5-ethynyl-2′-deoxyuridine (Edu) Assay
EdU assay was performed to detect UM-UC-3 cells proliferation with the use of an EdU kit (BeyoClickTM, EDU-488, China) following the manufacture’s protocol. Fluorescence images were captured by a fluorescence microscope (Olympus Corporation, Japan) and cell counting was performed by the software ImageJ.
Molecular Docking
The ZDOCK module of Discovery Studio 4.0 software was used for molecular docking analysis. ZDOCK, a rigid protein docking algorithm based on the fast Fourier transform correlation technique, was used to search the translational and rotational spaces of the protein system, and these binding configurations were scored using an energy scoring function.
Co-ip Assay
Briefly, 2 x 107 cells were lysed in Co-IP lysis buffer (Beyotime) supplemented with protease inhibitors. The lysates were incubated overnight with anti-FSCN1 antibody, anti-METTL3 antibody or negative control IgG (1:100; 2729; Cell Signaling Technology) at 4°C, and then with 60µL Dynabeads for 2h at 4°C with constant rotation. The test tubes were placed against a magnet, and the supernatant was removed. The Dynabeads-antibody-antigen complex was gently washed five times with 500µL washing buffer, and the supernatant was removed after each wash in a magnetic field. The complex was then resuspended in SDS buffer, denatured by heating at 100°C for 15 min, and analyzed by western blotting as described.
Rip Assay
RIP experiments were performed using an RIP kit (Bes5101, BersinBio, China) and anti-FSCN1, anti-METTL3 or anti-eEF-2 antibody according to the instructions. QRT-PCR was performed as described.
Rna Pull-down Assay
An RNA pulldown kit (Bes5101, BersinBio, China) and a probe specific for the 3'UTR region of TLN1 mRNA (Gene Pharma, Shanghai Gene Pharma Co.) were used to perform the assay, according to the manufacturer's instructions.
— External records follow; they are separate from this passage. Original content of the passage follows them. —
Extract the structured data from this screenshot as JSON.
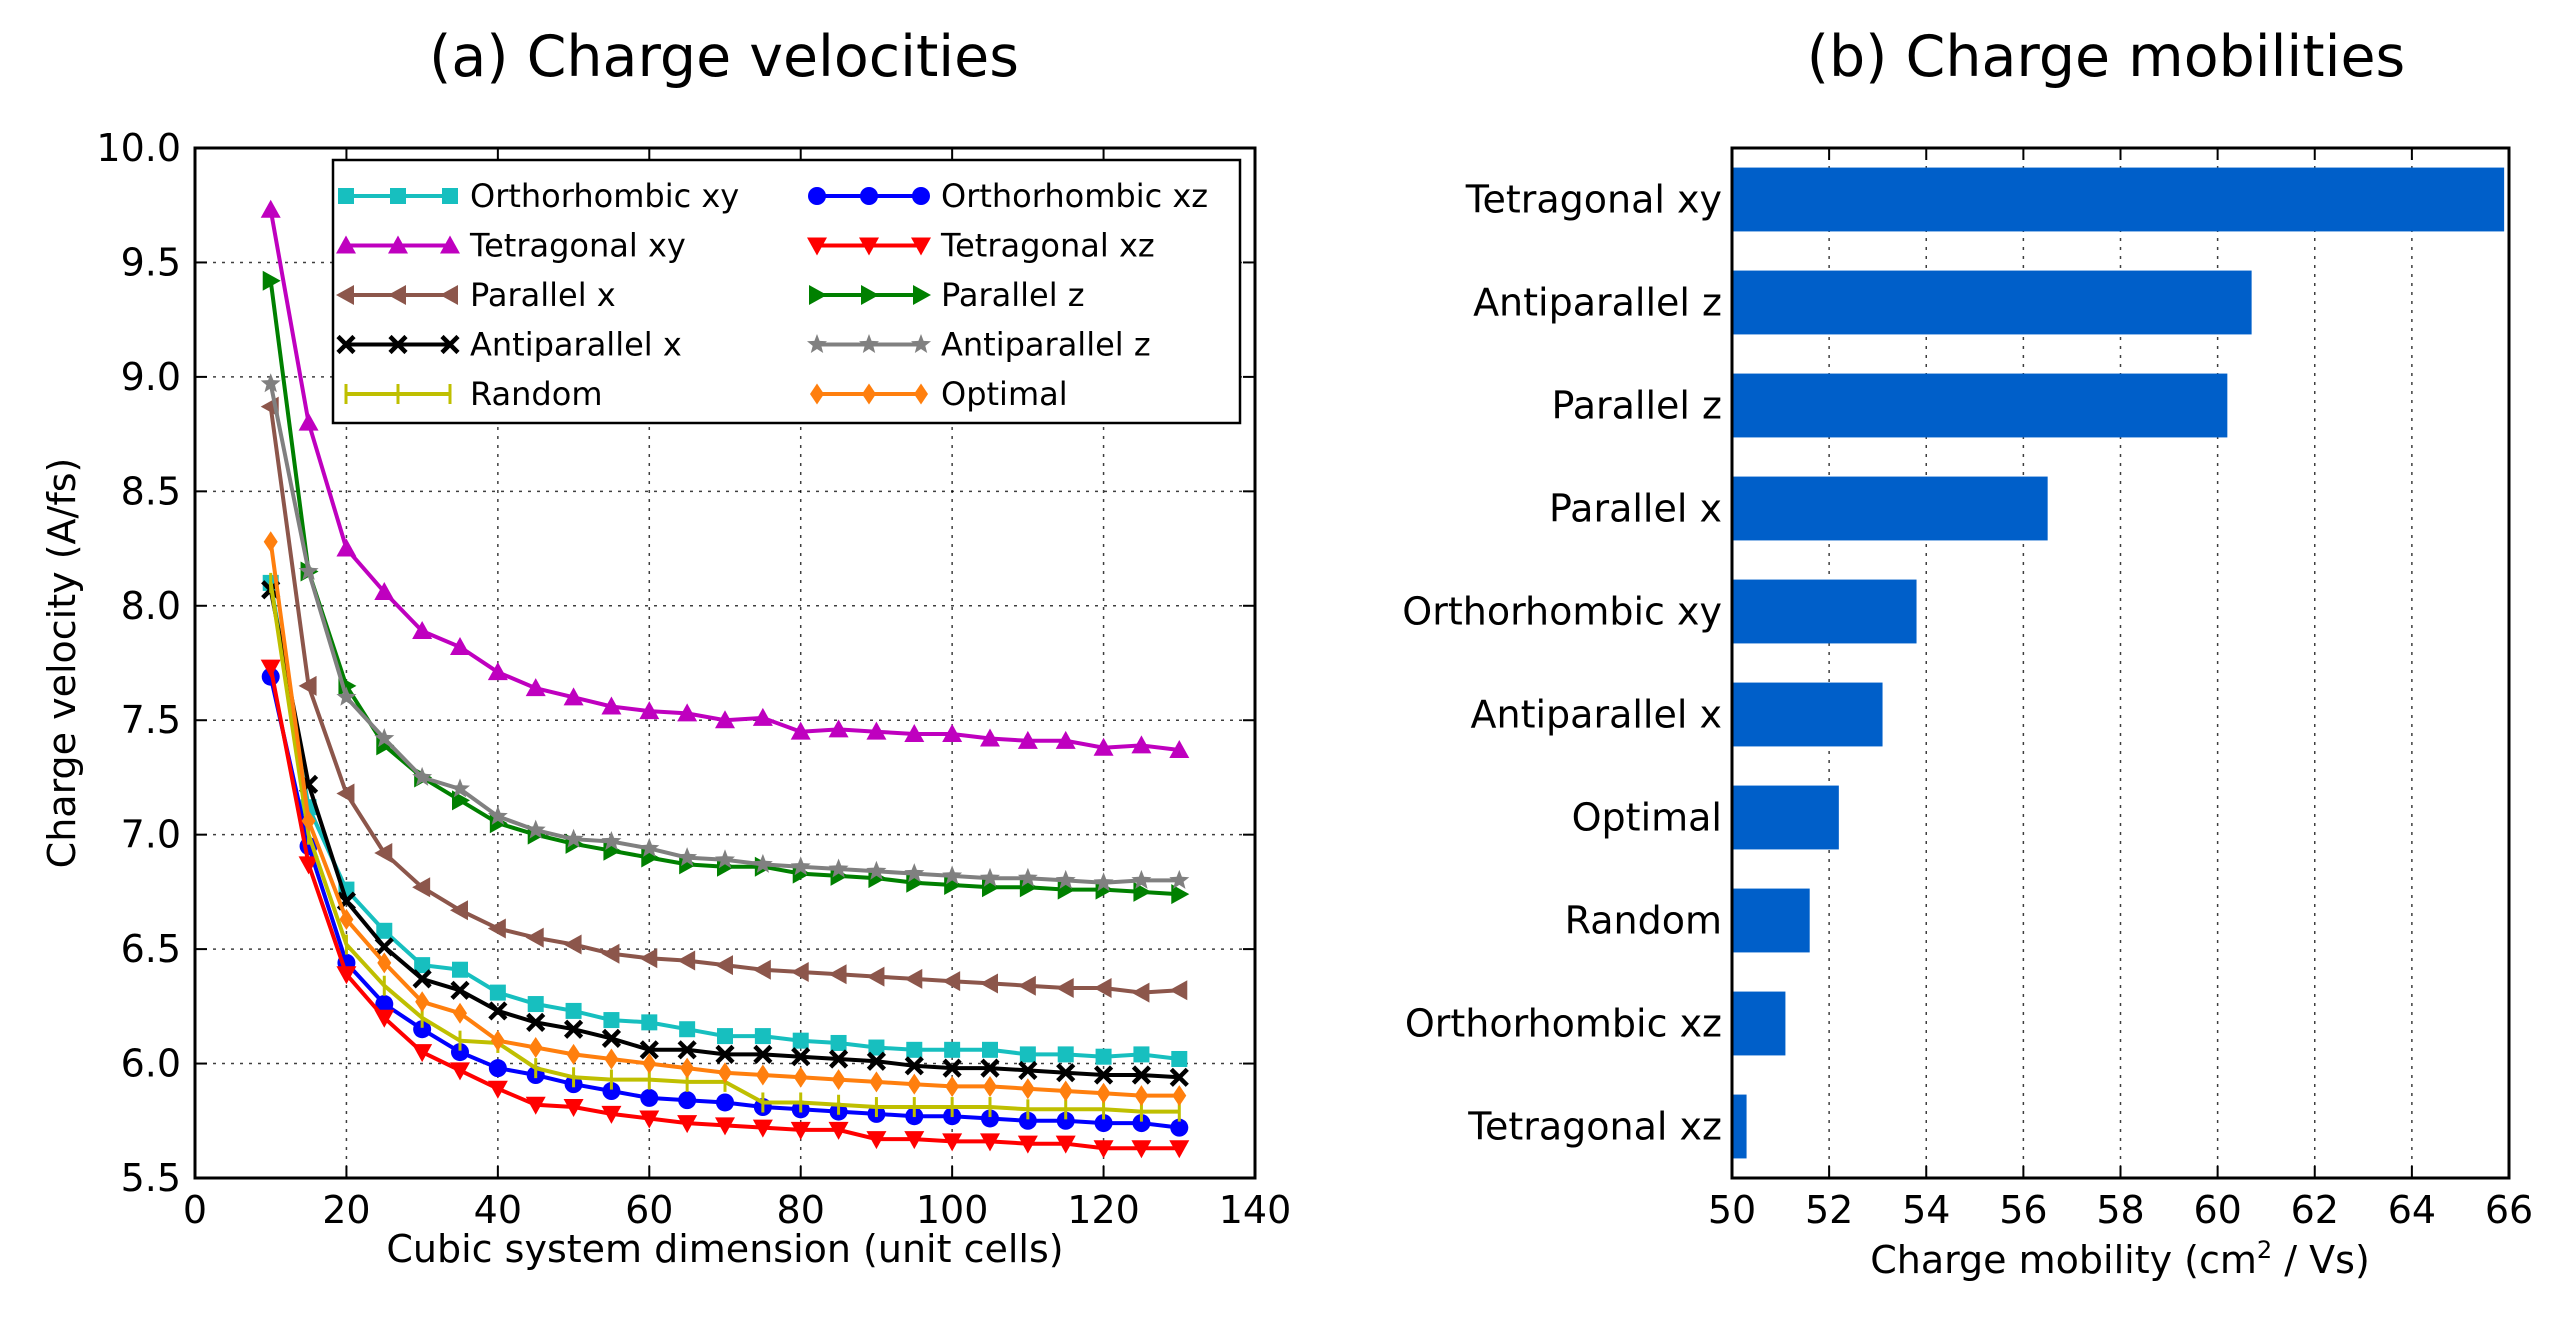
{
  "chart_data": [
    {
      "type": "line",
      "title": "(a) Charge velocities",
      "xlabel": "Cubic system dimension (unit cells)",
      "ylabel": "Charge velocity (A/fs)",
      "xlim": [
        0,
        140
      ],
      "ylim": [
        5.5,
        10.0
      ],
      "xticks": [
        0,
        20,
        40,
        60,
        80,
        100,
        120,
        140
      ],
      "yticks": [
        5.5,
        6.0,
        6.5,
        7.0,
        7.5,
        8.0,
        8.5,
        9.0,
        9.5,
        10.0
      ],
      "xtick_labels": [
        "0",
        "20",
        "40",
        "60",
        "80",
        "100",
        "120",
        "140"
      ],
      "ytick_labels": [
        "5.5",
        "6.0",
        "6.5",
        "7.0",
        "7.5",
        "8.0",
        "8.5",
        "9.0",
        "9.5",
        "10.0"
      ],
      "grid": true,
      "legend_position": "top-right",
      "x": [
        10,
        15,
        20,
        25,
        30,
        35,
        40,
        45,
        50,
        55,
        60,
        65,
        70,
        75,
        80,
        85,
        90,
        95,
        100,
        105,
        110,
        115,
        120,
        125,
        130
      ],
      "series": [
        {
          "name": "Orthorhombic xy",
          "color": "#17bfbf",
          "marker": "square",
          "values": [
            8.1,
            7.12,
            6.76,
            6.58,
            6.43,
            6.41,
            6.31,
            6.26,
            6.23,
            6.19,
            6.18,
            6.15,
            6.12,
            6.12,
            6.1,
            6.09,
            6.07,
            6.06,
            6.06,
            6.06,
            6.04,
            6.04,
            6.03,
            6.04,
            6.02
          ]
        },
        {
          "name": "Orthorhombic xz",
          "color": "#0000ff",
          "marker": "circle",
          "values": [
            7.69,
            6.95,
            6.44,
            6.26,
            6.15,
            6.05,
            5.98,
            5.95,
            5.91,
            5.88,
            5.85,
            5.84,
            5.83,
            5.81,
            5.8,
            5.79,
            5.78,
            5.77,
            5.77,
            5.76,
            5.75,
            5.75,
            5.74,
            5.74,
            5.72
          ]
        },
        {
          "name": "Tetragonal xy",
          "color": "#bf00bf",
          "marker": "triangle-up",
          "values": [
            9.73,
            8.8,
            8.25,
            8.06,
            7.89,
            7.82,
            7.71,
            7.64,
            7.6,
            7.56,
            7.54,
            7.53,
            7.5,
            7.51,
            7.45,
            7.46,
            7.45,
            7.44,
            7.44,
            7.42,
            7.41,
            7.41,
            7.38,
            7.39,
            7.37
          ]
        },
        {
          "name": "Tetragonal xz",
          "color": "#ff0000",
          "marker": "triangle-down",
          "values": [
            7.73,
            6.87,
            6.39,
            6.2,
            6.05,
            5.97,
            5.89,
            5.82,
            5.81,
            5.78,
            5.76,
            5.74,
            5.73,
            5.72,
            5.71,
            5.71,
            5.67,
            5.67,
            5.66,
            5.66,
            5.65,
            5.65,
            5.63,
            5.63,
            5.63
          ]
        },
        {
          "name": "Parallel x",
          "color": "#8c564b",
          "marker": "triangle-left",
          "values": [
            8.87,
            7.65,
            7.18,
            6.92,
            6.77,
            6.67,
            6.59,
            6.55,
            6.52,
            6.48,
            6.46,
            6.45,
            6.43,
            6.41,
            6.4,
            6.39,
            6.38,
            6.37,
            6.36,
            6.35,
            6.34,
            6.33,
            6.33,
            6.31,
            6.32
          ]
        },
        {
          "name": "Parallel z",
          "color": "#008000",
          "marker": "triangle-right",
          "values": [
            9.42,
            8.15,
            7.65,
            7.39,
            7.25,
            7.15,
            7.05,
            7.0,
            6.96,
            6.93,
            6.9,
            6.87,
            6.86,
            6.86,
            6.83,
            6.82,
            6.81,
            6.79,
            6.78,
            6.77,
            6.77,
            6.76,
            6.76,
            6.75,
            6.74
          ]
        },
        {
          "name": "Antiparallel x",
          "color": "#000000",
          "marker": "x",
          "values": [
            8.07,
            7.22,
            6.71,
            6.51,
            6.37,
            6.32,
            6.23,
            6.18,
            6.15,
            6.11,
            6.06,
            6.06,
            6.04,
            6.04,
            6.03,
            6.02,
            6.01,
            5.99,
            5.98,
            5.98,
            5.97,
            5.96,
            5.95,
            5.95,
            5.94
          ]
        },
        {
          "name": "Antiparallel z",
          "color": "#808080",
          "marker": "star",
          "values": [
            8.97,
            8.15,
            7.6,
            7.42,
            7.25,
            7.2,
            7.08,
            7.02,
            6.98,
            6.97,
            6.94,
            6.9,
            6.89,
            6.87,
            6.86,
            6.85,
            6.84,
            6.83,
            6.82,
            6.81,
            6.81,
            6.8,
            6.79,
            6.8,
            6.8
          ]
        },
        {
          "name": "Random",
          "color": "#bfbf00",
          "marker": "vline",
          "values": [
            8.1,
            7.0,
            6.52,
            6.34,
            6.2,
            6.1,
            6.09,
            5.98,
            5.94,
            5.93,
            5.93,
            5.92,
            5.92,
            5.83,
            5.83,
            5.82,
            5.81,
            5.81,
            5.81,
            5.81,
            5.8,
            5.8,
            5.8,
            5.79,
            5.79
          ]
        },
        {
          "name": "Optimal",
          "color": "#ff7f0e",
          "marker": "diamond",
          "values": [
            8.28,
            7.06,
            6.63,
            6.44,
            6.27,
            6.22,
            6.1,
            6.07,
            6.04,
            6.02,
            6.0,
            5.98,
            5.96,
            5.95,
            5.94,
            5.93,
            5.92,
            5.91,
            5.9,
            5.9,
            5.89,
            5.88,
            5.87,
            5.86,
            5.86
          ]
        }
      ]
    },
    {
      "type": "bar",
      "orientation": "horizontal",
      "title": "(b) Charge mobilities",
      "xlabel": "Charge mobility (cm",
      "xlabel_sup": "2",
      "xlabel_tail": " / Vs)",
      "xlim": [
        50,
        66
      ],
      "xticks": [
        50,
        52,
        54,
        56,
        58,
        60,
        62,
        64,
        66
      ],
      "xtick_labels": [
        "50",
        "52",
        "54",
        "56",
        "58",
        "60",
        "62",
        "64",
        "66"
      ],
      "grid": true,
      "bar_color": "#005fc9",
      "categories": [
        "Tetragonal xy",
        "Antiparallel z",
        "Parallel z",
        "Parallel x",
        "Orthorhombic xy",
        "Antiparallel x",
        "Optimal",
        "Random",
        "Orthorhombic xz",
        "Tetragonal xz"
      ],
      "values": [
        65.9,
        60.7,
        60.2,
        56.5,
        53.8,
        53.1,
        52.2,
        51.6,
        51.1,
        50.3
      ]
    }
  ]
}
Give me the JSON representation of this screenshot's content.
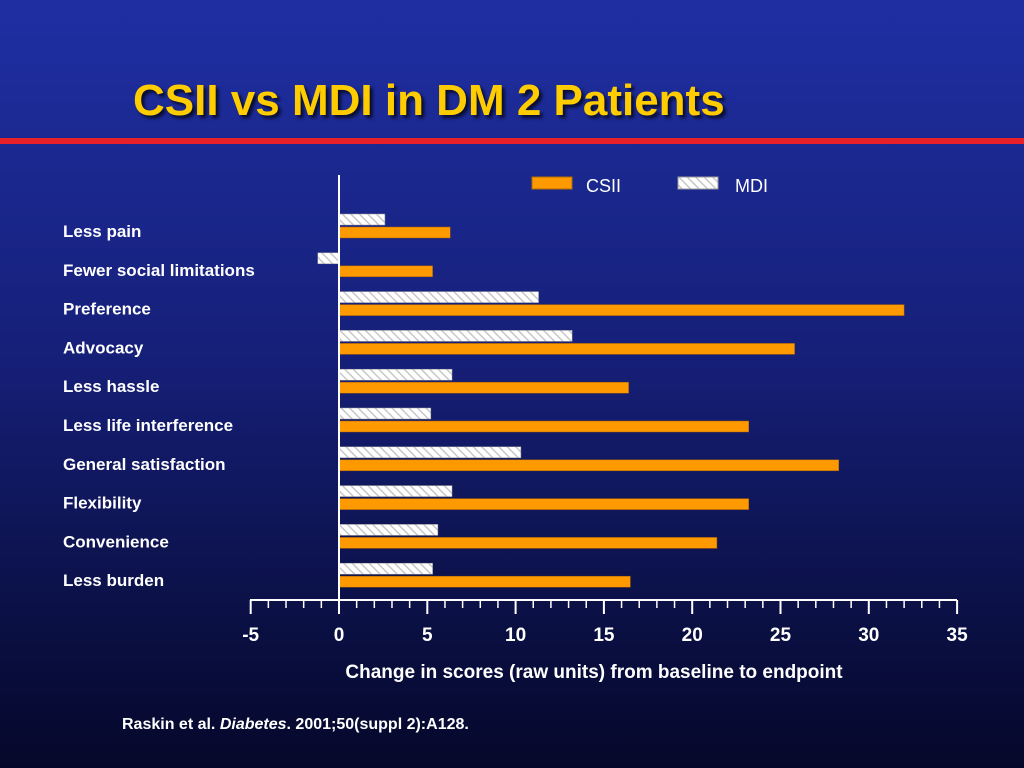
{
  "slide": {
    "title": "CSII vs MDI in DM 2 Patients",
    "citation_prefix": "Raskin et al. ",
    "citation_journal": "Diabetes",
    "citation_suffix": ". 2001;50(suppl 2):A128."
  },
  "colors": {
    "title": "#ffcc00",
    "rule": "#e8202a",
    "csii": "#ff9900",
    "mdi_hatch": "#c8c8c8"
  },
  "chart_data": {
    "type": "bar",
    "orientation": "horizontal",
    "title": "",
    "xlabel": "Change in scores (raw units) from baseline to endpoint",
    "ylabel": "",
    "xlim": [
      -5,
      35
    ],
    "xticks": [
      -5,
      0,
      5,
      10,
      15,
      20,
      25,
      30,
      35
    ],
    "grid": false,
    "legend_position": "top-right",
    "categories": [
      "Less pain",
      "Fewer social limitations",
      "Preference",
      "Advocacy",
      "Less hassle",
      "Less life interference",
      "General satisfaction",
      "Flexibility",
      "Convenience",
      "Less burden"
    ],
    "series": [
      {
        "name": "CSII",
        "values": [
          6.3,
          5.3,
          32.0,
          25.8,
          16.4,
          23.2,
          28.3,
          23.2,
          21.4,
          16.5
        ]
      },
      {
        "name": "MDI",
        "values": [
          2.6,
          -1.2,
          11.3,
          13.2,
          6.4,
          5.2,
          10.3,
          6.4,
          5.6,
          5.3
        ]
      }
    ]
  }
}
Six short probes specific for the CDS region of TLN1 mRNA and negative control probes were synthesized by Gene Pharma (Shanghai Gene Pharma Co.). The cells were transfected with the respective probes and lysed. The probe-enriched RNA-protein conjugates were analyzed by immunoblotting[18]. The probe sequences are shown in Supplementary Table S4.
Immunofluorescence Assay
The suitably treated UM-UC-3 cells were fixed with 4% paraformaldehyde for 30 min and permeabilized with 0.5% Triton X-100 for 10 min. After washing with PBS, the cells were incubated with goat serum for 40 min to block non-specific binding, and then overnight with anti-FSCN1 antibodies at 4°C. Following five washes with PBS for 5 min each, the cells were incubated with fluorophore-conjugated secondary antibody for 2h at room temperature. The cells were then gently washed with PBS, counterstained with DAPI for 10 min, and washed again. The cells were incubated with TLN1 RNA probe (Gene Pharma, Shanghai Gene Pharma Co.) using an immunofluorescence kit (Gene Pharma, Shanghai Gene Pharma Co.).
Animal Experiments
An in vivo model of lung metastasis was constructed by injecting 6-week-old female BALB/c nude mice (Beijing HFK Bioscience, Changping, Beijing, China) with suitably transfected T24 cells via the tail vein. Each mouse was injected with 1 × 106 cells. Fluorodeoxyglucose positron emission tomography/computed tomography (FDG-PET/CT) was performed after 30 days by the Laboratory Animal Department of China Medical University. Lungs of mice were excised and stained by Hematoxylin and Eosin (HE).
Protein Stability
To measure protein stability, UM-UC-3 FSCN1-knockdown and control cells were treated with cycloheximide (CHX, final concentration 100 µg/ml) during indicated times. The expression of TLN1 protein was measured through western blot.
Statistical analysis
Data was presented as the mean ± standard deviation of at least three independent experiments. GraphPad Prism 9.0 (GraphPad Software, San Diego, CA, USA) was used for statistical analysis. Two groups were compared using t-test. P < 0.05 was considered statistically significant.